Yaşam öyküsünden yavaş yavaş şiirine geçiyordu şair. Bundan sonra söyleyecekleri poetikasını oluşturacaktı. Tek çekincemse dinleyicilerin konuşmaları soyut bulup ortamdan kopmalarıydı. Bense defterime kapanmış harıl harıl not alıyordum.
“Hâlâ sorarlar bana, neden öykü, roman yazmıyorsunuz diye. Öykü, roman yazmaya kalktığımda yazdıklarımın şiir olduğunu fark ettim çünkü. Dille ilişkim böyle. Metaforik.
“Dilin hacmi, boyutu belli. Gündelik dil neyi, ne kadar anlatabilir ki? Bunun üzerine insanlık sanat diye müthiş bir şey icat etmiş. Yeni anlamlar ortaya çıkarmak için metafor, benzetme, şiir, müzik gibi yeni diller yaratmış. Çünkü evrende sonsuz anlamlar var. Şiir denilen şey, malzemesi yalnızca dil olan bir sanat. Öykü dediğinizde biraz dil mühendisliği giriyor işin içine. Romanda katman biraz daha artıyor, sosyolojik çalışmalara falan girmeniz gerekiyor. Ama şiir dolaysız, dilin kendisiyle yapılan bir sanat. Bu nedenle gerçeklikle dilin ilişkisi şiirde çok çok önemli.

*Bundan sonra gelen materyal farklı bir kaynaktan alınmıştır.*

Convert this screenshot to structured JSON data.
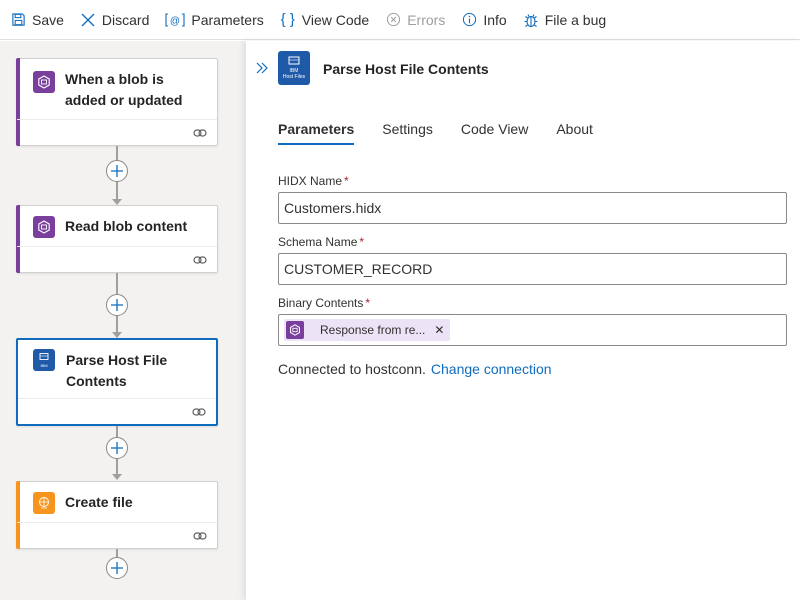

“Şiir nesnelerle dilin arasındaki boşluktan doğuyor. O boşlukta var olan; ama bizim hissetmediğimiz, duyumsayamadığımız, algılayamadığımız anlamlar bulunuyor. Gerçeklikle dilin arasında boşluk dediğim; bizim duyumsayamadığımız, algılayamadığımız ama var olan anlamlardır. Şiir, bunu duyabilmemize olanak sağlayan yeni bir dildir.”
“Bağlamlar yaratmak, ilişkiler kurmak için çok titiz çalışmanız gerekiyor. Mesela ‘çivi’ gibi sert bir sözcükle aynı sertliği taşımayan naif bir sözcüğü yan yana kullanamazsınız. Üstelik bu kuralları da kendiniz koyarsanız. Şiirin dışındaki diğer dil sanatları daha dünyevi, daha ayakları yerde ve bu dünyanın gerçekliği ile daha çok ilgilidir. Şiir daha bir üst dildir. Ona dilin arkasındaki dil de diyebiliriz. Şiir daha önce de söylediğim gibi, nesnelerle dilin arasındaki boşluğu dolduran yeni bir dildir. Neden bunu yapıyoruz? Çünkü bizim dışımızda var olan ama insan olarak noksan kaldığımız bir anlamlar evreni var. Bu evren, olguları ne kadar çok algılayabilirsek o kadar derinlikli insan olmamızı sağlıyor. Şiiri şuna benzetebiliriz: Mesela şu anda salonda görüntüler, sesler uçuşuyor. Ama bir televizyon ya da radyo aygıtı olmadan bunları duyamıyor, göremiyoruz. Sanatlar da tıpkı bu aygıtlar gibi bizim algılayamadığımız, göremediğimiz, duyularımızın yetmediği konuları anlatmak için var. Anlamları bilinir hâle getirerek insani boyutlarımızın, heyecanlarımızın, iç dünyamızı oluşturan duygularımızın artmasını sağlıyor. Şiir bunu dille yapan, işi gücü tamamen bu olan bir sanattır. Anlamın görsel tasarımı olduğu için de gündelik hayatın kurallı cümleleri, ilkeli sözcükleri, anlamın kendisiyle şiir yazamazsanız. Mesela Melih Cevdet ‘Penceremden güvercinler uçtu’ demiyor, ‘penceremde kopan alkış’ diyor. Böyle yaptığında, var olan ama bizim bilmediğimiz, tanımadığımız yeni bir anlam katmanı yaratıyor, bunu hissettiriyor. Duyarlılığımızı birdenbire başka bir boyuta taşıyıp algılanır hâle getiriyor. Bunu sözcük bağlamlarıyla yapıyor. İşte şairlik denen şey de bu.”

Şairin son sözleriydi bunlar. İmzalanan kitaplar, çekilen fotoğraflarla etkinlik sona erdiğinde artık biliyordum, Salih Bolat’ı şiirleriyle olduğu kadar gülümseyen yüzüyle de anımsayacağımı.